„Anwender besser schulen“

Frank Ziemer ist Internetdienstleister. Auf der Website der TU Berlin warnt ervor falschem Virenalarm. Bei „I Love You“ verging auch ihm das Lachen

taz: Warnungen vor Computerviren aus dem Internet sind so alt wie das Internet selbst.

Frank Ziemer: Fast so alt . . .

Sie warnen jedenfalls auf Ihrer Website – www.tu-berlin.de/www/software/hoax.shtml – seit langem vor falschem Alarm. Aber was gestern über die Rechner in aller Welt lief, war kein dummer Scherz.

Nein, dieser Virus ist echt. Es versendet sich selbst per E-Mail weiter. Das führt zu Problemen mit den Mailservern, die unter dieser Last zusammenbrechen.

Warum?

Sie müssen sich vorstellen, dass der Virus sich an alle Adressen versendet, die im Adressbuch des Empfänger stehen, der ihn geöffnet hat.

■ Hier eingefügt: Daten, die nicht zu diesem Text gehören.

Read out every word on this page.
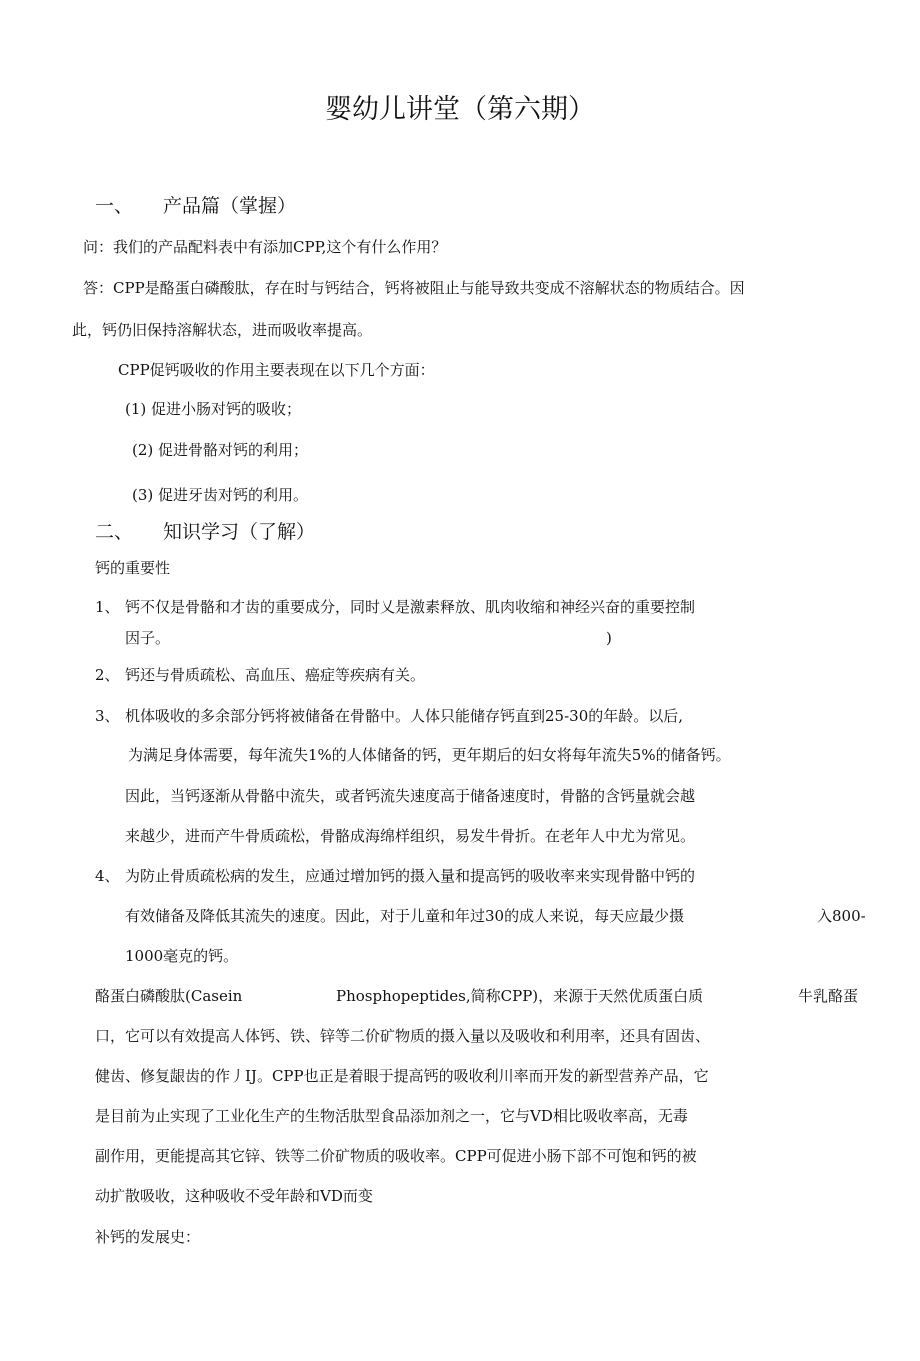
婴幼儿讲堂（第六期）
一、 产品篇（掌握）
问：我们的产品配料表中有添加CPP,这个有什么作用？
答：CPP是酪蛋白磷酸肽，存在时与钙结合，钙将被阻止与能导致共变成不溶解状态的物质结合。因
此，钙仍旧保持溶解状态，进而吸收率提高。
CPP促钙吸收的作用主要表现在以下几个方面：
(1) 促进小肠对钙的吸收；
(2) 促进骨骼对钙的利用；
(3) 促进牙齿对钙的利用。
二、 知识学习（了解）
钙的重要性
1、 钙不仅是骨骼和才齿的重要成分，同时乂是激素释放、肌肉收缩和神经兴奋的重要控制
因子。	)
2、 钙还与骨质疏松、高血压、癌症等疾病有关。
3、 机体吸收的多余部分钙将被储备在骨骼中。人体只能储存钙直到25-30的年龄。以后,
为满足身体需要，每年流失1%的人体储备的钙，更年期后的妇女将每年流失5%的储备钙。
因此，当钙逐渐从骨骼中流失，或者钙流失速度高于储备速度时，骨骼的含钙量就会越
来越少，进而产牛骨质疏松，骨骼成海绵样组织，易发牛骨折。在老年人中尤为常见。
4、 为防止骨质疏松病的发生，应通过增加钙的摄入量和提高钙的吸收率来实现骨骼中钙的
有效储备及降低其流失的速度。因此，对于儿童和年过30的成人来说，每天应最少摄	入800-
1000毫克的钙。
酪蛋白磷酸肽(Casein	Phosphopeptides,简称CPP)，来源于天然优质蛋白质	牛乳酪蛋
口，它可以有效提高人体钙、铁、锌等二价矿物质的摄入量以及吸收和利用率，还具有固齿、
健齿、修复龈齿的作丿IJ。CPP也正是着眼于提高钙的吸收利川率而开发的新型营养产品，它
是目前为止实现了工业化生产的生物活肽型食品添加剂之一，它与VD相比吸收率高，无毒
副作用，更能提高其它锌、铁等二价矿物质的吸收率。CPP可促进小肠下部不可饱和钙的被
动扩散吸收，这种吸收不受年龄和VD而变
补钙的发展史：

Wenn in einem Unternehmen mit ca. 1.000 Mitarbeitern jeder nur 50 Mailadressen gespeichert hat – und wahrscheinlich sind es mehr –, dann kommen in Minuten hunderttausende von Mails zusammen. Für eine solche Flut sind die Server üblicherweise nicht ausgelegt.

Wie schwierig ist es, ein solches Programm zu schreiben?

Nicht sehr. Es gibt genug Vorbider im Internet, und man kann schon mit sehr geringem kreativem Einsatz einen Erfolg erzielen.

Wer macht so etwas?

Man weiß im Grunde sehr wenig über die Urheber von Viren. In diesem jüngsten Fall scheint es sich um die Art von Jugendlichen zu handeln, die auch in der U-Bahn die Scheiben zerkratzen. Die haben ein gewisses Geltungsbedürfnis und freuen sich darüber, wenn sie Aufsehen erregen.

Auch der Liebesbrief-Virus steckt nicht in einer schlichten E-Mail. Es wird als so genanntes Attachment verschickt. Seit langem wird überall davor gewarnt, solche Attachments mit einem simplen Mausklick zu öffnen. Offenbar vergeblich.

Das Problem besteht darin, dass heute sehr viele Leute ohne jede Anweisung ins Internet kommen. Unternehmen und Organsiationen müssen ihre Mitarbeiter heute viel besser darauf vorbereiten und schulen. Sie müssen ihnen erklären, welche Sicherheitsvorkehrungen sie treffen sollten.

Welchen technischen Schutz gibt es vor solchen Attacken?

Firmen und Organisationen müssen ihren gesamten Internetverkehr absichern. Sie müssen Virenscanner möglichst auf den Mailservern und auch auf den Arbeitsplätzen einrichten.

Der fatale Liebesbrief funktioniert nur unter dem Betriebssystem Windows. Was könnte Mi4crosoft gegen solche Gefahren unternehmen?

Microsoft stellt tatsächlich die Basis dar, auf der solche Angriffe möglich sind – unbeabsichtigt natürlich; trotzdem sollten aber schon beim Design von Softwareprodukten die Sicherheitsaspekte von vorneherein stärker berücksichtigt werden als bisher. Das betrifft übrigens nicht nur die Firma Microsoft, die nur der Marktführer ist, sondern auch andere Hersteller von Betriebssystemen und Anwendungen. Sicherheitsprobleme werden immer erst hinterher behandelt. Anscheinend haben die Programmierer nicht genügend Fantasie, was man mit ihren Produkten noch alles anstellen kann.